… di un miracolo… di una sorgente… di chiese…
Appartenente alla nobile schiatta della famiglia alessandrina dei Canefri, il giovane Ugo s’imbarcò da Genova alla volta di Gerusalemme dove, in veste di cavaliere gerosolimitano, prese parte alla terza Crociata (1189-1192).
Di ritorno da quella formativa esperienza si arruolò nei Cavalieri di S. Giovanni, gli antesignani del Sovrano Ordine dei Cavalieri di Malta.
Ugo compì la sua metamorfosi, da combattente sul campo, ad infermiere nelle retrovie. Gli venne affidata la prestigiosa gestione dell’Ospitale (l’appellativo Commenda risale al XIV sec.) di San Giovanni dove, per circa 50 anni, si dedicò al soccorso e all’assistenza dei pellegrini in partenza o al rientro dalla Terrasanta.
Uomo pio e timorato di Dio, terminate le sue attività quotidiane, amava ritirarsi in solitaria preghiera in una piccola grotta lungo la collina sovrastante l’ospizio, vicino ad un torrentello che sgorgava tra Oregina e San Barnaba. Il rivo scorreva a cielo aperto e sfociava nel mare nei pressi dell’antico approdo di Capo d’Arena, intitolato poi, a Santa Limbania.
Numerosi i miracoli di cui è stato protagonista: aver salvato una nave da un naufragio e trasformato acqua in vino, questi ed altri prodigi, raccontati da un ciclo di piccoli affreschi dipinti sulla navata di sinistra della chiesa Inferiore, nei resti della cappella a lui intitolata.
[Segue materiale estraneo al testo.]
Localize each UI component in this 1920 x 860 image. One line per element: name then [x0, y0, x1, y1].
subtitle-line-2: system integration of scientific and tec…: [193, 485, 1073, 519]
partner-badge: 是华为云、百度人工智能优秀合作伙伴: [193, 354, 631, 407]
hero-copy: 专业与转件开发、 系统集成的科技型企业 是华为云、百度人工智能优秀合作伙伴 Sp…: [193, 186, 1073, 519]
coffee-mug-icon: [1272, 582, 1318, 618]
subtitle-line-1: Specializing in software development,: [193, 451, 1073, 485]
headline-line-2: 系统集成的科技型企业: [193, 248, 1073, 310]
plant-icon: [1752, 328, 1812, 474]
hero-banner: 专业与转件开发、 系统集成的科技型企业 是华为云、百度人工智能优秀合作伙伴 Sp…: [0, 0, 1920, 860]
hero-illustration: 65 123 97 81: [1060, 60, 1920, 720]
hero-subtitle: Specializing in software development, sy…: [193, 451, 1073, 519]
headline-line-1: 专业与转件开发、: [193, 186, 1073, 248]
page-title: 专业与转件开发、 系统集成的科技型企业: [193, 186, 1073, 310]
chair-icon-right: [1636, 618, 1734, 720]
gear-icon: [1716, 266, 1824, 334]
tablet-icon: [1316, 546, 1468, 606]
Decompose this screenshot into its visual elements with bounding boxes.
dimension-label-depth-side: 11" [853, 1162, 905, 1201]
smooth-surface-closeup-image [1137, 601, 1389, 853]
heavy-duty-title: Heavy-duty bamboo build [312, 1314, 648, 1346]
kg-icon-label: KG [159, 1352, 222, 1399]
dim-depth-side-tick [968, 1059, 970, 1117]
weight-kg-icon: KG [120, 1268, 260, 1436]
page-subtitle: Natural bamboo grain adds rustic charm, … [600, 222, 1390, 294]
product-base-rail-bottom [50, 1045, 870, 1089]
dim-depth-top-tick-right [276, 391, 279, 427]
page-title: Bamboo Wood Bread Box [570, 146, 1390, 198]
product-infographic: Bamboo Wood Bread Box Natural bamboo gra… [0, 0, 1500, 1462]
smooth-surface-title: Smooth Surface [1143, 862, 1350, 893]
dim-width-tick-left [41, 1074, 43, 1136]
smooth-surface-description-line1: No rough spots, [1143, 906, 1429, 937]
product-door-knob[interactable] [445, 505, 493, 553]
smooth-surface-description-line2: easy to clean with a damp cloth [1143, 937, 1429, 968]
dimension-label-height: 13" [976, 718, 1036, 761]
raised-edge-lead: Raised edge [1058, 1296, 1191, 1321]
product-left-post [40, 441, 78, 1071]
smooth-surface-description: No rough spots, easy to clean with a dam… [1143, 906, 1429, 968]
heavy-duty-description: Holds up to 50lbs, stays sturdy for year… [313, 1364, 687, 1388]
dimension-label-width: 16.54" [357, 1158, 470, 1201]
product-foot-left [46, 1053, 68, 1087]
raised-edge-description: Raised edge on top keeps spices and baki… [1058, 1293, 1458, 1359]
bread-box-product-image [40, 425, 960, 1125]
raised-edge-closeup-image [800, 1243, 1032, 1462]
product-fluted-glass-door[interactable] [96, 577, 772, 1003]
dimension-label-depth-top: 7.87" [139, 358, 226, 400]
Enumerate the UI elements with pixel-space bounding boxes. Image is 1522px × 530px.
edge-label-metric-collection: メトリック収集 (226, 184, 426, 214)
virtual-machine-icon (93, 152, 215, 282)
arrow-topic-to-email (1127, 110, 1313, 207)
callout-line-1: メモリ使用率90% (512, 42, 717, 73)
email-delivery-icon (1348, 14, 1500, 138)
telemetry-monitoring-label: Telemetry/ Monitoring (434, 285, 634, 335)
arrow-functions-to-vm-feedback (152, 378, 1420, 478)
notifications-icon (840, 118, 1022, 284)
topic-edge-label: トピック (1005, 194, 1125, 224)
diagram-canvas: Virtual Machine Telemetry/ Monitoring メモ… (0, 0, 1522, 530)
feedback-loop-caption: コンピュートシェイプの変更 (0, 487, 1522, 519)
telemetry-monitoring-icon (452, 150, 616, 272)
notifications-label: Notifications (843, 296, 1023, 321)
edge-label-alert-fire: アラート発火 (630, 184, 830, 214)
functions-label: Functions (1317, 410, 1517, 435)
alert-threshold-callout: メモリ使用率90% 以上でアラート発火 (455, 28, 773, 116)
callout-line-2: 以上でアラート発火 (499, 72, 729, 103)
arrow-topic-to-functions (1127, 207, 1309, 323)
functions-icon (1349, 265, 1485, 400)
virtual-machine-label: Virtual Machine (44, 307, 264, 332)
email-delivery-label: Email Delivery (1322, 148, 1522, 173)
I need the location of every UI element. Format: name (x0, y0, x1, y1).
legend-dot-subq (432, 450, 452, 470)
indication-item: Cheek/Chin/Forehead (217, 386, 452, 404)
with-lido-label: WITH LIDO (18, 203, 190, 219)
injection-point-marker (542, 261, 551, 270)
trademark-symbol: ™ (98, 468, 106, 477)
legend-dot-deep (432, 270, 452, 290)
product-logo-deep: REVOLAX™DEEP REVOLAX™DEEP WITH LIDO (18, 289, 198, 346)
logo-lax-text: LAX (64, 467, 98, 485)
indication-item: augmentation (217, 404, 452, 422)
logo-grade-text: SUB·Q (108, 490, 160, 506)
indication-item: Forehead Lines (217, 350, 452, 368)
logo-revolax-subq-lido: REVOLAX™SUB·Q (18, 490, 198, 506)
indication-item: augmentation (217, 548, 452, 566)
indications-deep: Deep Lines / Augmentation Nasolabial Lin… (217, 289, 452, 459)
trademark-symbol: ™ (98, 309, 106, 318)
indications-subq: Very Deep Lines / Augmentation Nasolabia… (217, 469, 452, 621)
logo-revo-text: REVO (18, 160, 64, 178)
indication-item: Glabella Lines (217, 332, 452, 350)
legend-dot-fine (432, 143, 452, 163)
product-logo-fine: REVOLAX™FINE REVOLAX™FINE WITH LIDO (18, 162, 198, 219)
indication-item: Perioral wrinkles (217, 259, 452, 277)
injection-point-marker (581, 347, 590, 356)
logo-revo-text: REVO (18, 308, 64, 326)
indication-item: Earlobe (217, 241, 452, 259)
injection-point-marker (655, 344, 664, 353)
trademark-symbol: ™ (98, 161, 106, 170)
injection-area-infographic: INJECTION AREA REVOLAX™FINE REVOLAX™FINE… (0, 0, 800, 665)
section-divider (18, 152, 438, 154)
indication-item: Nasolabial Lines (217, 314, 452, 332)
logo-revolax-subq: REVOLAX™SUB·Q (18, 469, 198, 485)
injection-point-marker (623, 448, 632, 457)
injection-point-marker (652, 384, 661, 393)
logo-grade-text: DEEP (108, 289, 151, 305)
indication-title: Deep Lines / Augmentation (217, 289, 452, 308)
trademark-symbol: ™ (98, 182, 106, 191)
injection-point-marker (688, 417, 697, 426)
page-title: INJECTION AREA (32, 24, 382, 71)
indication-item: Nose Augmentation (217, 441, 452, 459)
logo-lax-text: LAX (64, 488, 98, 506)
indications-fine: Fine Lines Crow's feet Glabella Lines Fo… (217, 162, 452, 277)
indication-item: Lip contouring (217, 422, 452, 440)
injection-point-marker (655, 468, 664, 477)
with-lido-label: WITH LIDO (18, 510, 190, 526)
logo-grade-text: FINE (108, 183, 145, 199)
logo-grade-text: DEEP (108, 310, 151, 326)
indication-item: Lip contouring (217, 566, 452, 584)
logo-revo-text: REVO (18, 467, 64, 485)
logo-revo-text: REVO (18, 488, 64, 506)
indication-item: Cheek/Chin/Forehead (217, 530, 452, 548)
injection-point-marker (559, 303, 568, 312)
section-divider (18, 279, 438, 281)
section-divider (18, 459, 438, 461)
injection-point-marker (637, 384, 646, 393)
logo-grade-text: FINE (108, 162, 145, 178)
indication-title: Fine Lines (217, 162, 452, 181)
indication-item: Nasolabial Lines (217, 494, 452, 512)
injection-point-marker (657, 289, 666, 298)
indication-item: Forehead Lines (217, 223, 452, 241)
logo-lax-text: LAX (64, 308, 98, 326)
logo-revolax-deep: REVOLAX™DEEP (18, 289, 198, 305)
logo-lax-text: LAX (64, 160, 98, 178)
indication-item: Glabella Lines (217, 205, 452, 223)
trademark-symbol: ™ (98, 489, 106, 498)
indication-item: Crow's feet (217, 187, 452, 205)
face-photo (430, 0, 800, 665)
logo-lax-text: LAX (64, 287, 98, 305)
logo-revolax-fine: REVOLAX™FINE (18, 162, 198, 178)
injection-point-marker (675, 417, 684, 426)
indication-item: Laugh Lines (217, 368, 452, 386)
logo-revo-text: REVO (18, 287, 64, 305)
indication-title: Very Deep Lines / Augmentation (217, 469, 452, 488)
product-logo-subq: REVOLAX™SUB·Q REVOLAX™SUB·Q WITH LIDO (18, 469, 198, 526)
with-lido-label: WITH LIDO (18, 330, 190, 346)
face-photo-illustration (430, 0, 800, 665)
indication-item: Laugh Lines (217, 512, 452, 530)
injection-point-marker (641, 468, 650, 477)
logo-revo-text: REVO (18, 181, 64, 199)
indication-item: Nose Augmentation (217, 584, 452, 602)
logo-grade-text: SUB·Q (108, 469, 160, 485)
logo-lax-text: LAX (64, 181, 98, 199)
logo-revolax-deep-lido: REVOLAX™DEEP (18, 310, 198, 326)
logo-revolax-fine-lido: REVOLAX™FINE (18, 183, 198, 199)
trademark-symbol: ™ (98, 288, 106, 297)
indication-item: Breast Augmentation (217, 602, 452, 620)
Ma il più celebre di questi episodi fantastici è noto come “Il Miracolo di S. Ugo”:
leggenda narra che, desideroso di accontentare le lavandaie del nosocomio che per pulire i loro panni erano costrette a percorrere in salita un tragitto lungo e faticoso, fece scaturire da un masso del fossato una fresca e zampillante sorgente.
Le inservienti infatti lamentavano la scarsità d’acqua che si accumulava nel fossato solo dopo lunghi giorni di pioggia. Fu così che il Santo, dopo ripetute preghiere, fece sgorgare dal sasso una polla perenne, utile non solo alle domestiche, bensì a tutta la popolazione dei paraggi.
Di fatto la Piazza davanti alla stazione di Porta Principe, chiamata “Acquaverde”, prende il nome dallo stagno formato da quel rivo.
Nella seconda metà dell’800, in seguito ai lavori di costruzione ed ingrandimento dello scalo ferroviario, questi luoghi della memoria sono stati sepolti e distrutti ma la sorgente, in un primo momento scomparsa, non si è arresa all’oblio dei tempi ed ha ripreso a sgorgare rigogliosa.
La polla esiste tuttora e rifornisce la fontanella posta in Via Prè, vicino all’ingresso della chiesa Superiore di S. Giovanni e, all’interno della stazione, i bagni e le utenze della stessa.
La fonte, per secoli, è stata ritenuta possedere virtù taumaturgiche e i luoghi del Santo venerati e onorati dalla cittadinanza con l’erezione di una cappella a questi dedicata.
Il miracolo di S. Ugo è egregiamente rappresentato da un settecentesco quadro di Lorenzo De Ferrari custodito, sopra un altare laterale, nella chiesa Superiore di S. Giovanni. Se l’edificio Inferiore merita assolutamente menzione per la magica (cappelle di S. Brigida e S. Margherita) atmosfera in cui è avvolto, non da meno è il tempio Superiore, l’ultima splendida testimonianza di una chiesa interamente costruita in pietra nera di Promontorio, la pietra indigena proveniente dalla cava di S. Benigno, luoghi dell’anima dove, con un po’di fantasia, si possono ancora ascoltare il metallico scalpitio dei cavalieri, i lamenti dei malati, le urla di Cardinali assassinati, lo sferragliare dei Crociati, le arringhe dell’Embriaco e… le preghiere di S. Ugo.
Da bambina una vecchia zia mi raccontava la vita dei Santi più conosciuti, ma non sapevo niente di Sant’ Ugo. Mi è piaciuto molto leggere della sua vita e dei suoi miracoli e sapere che la fonte sgorgata per un suo miracolo esista ancora adesso.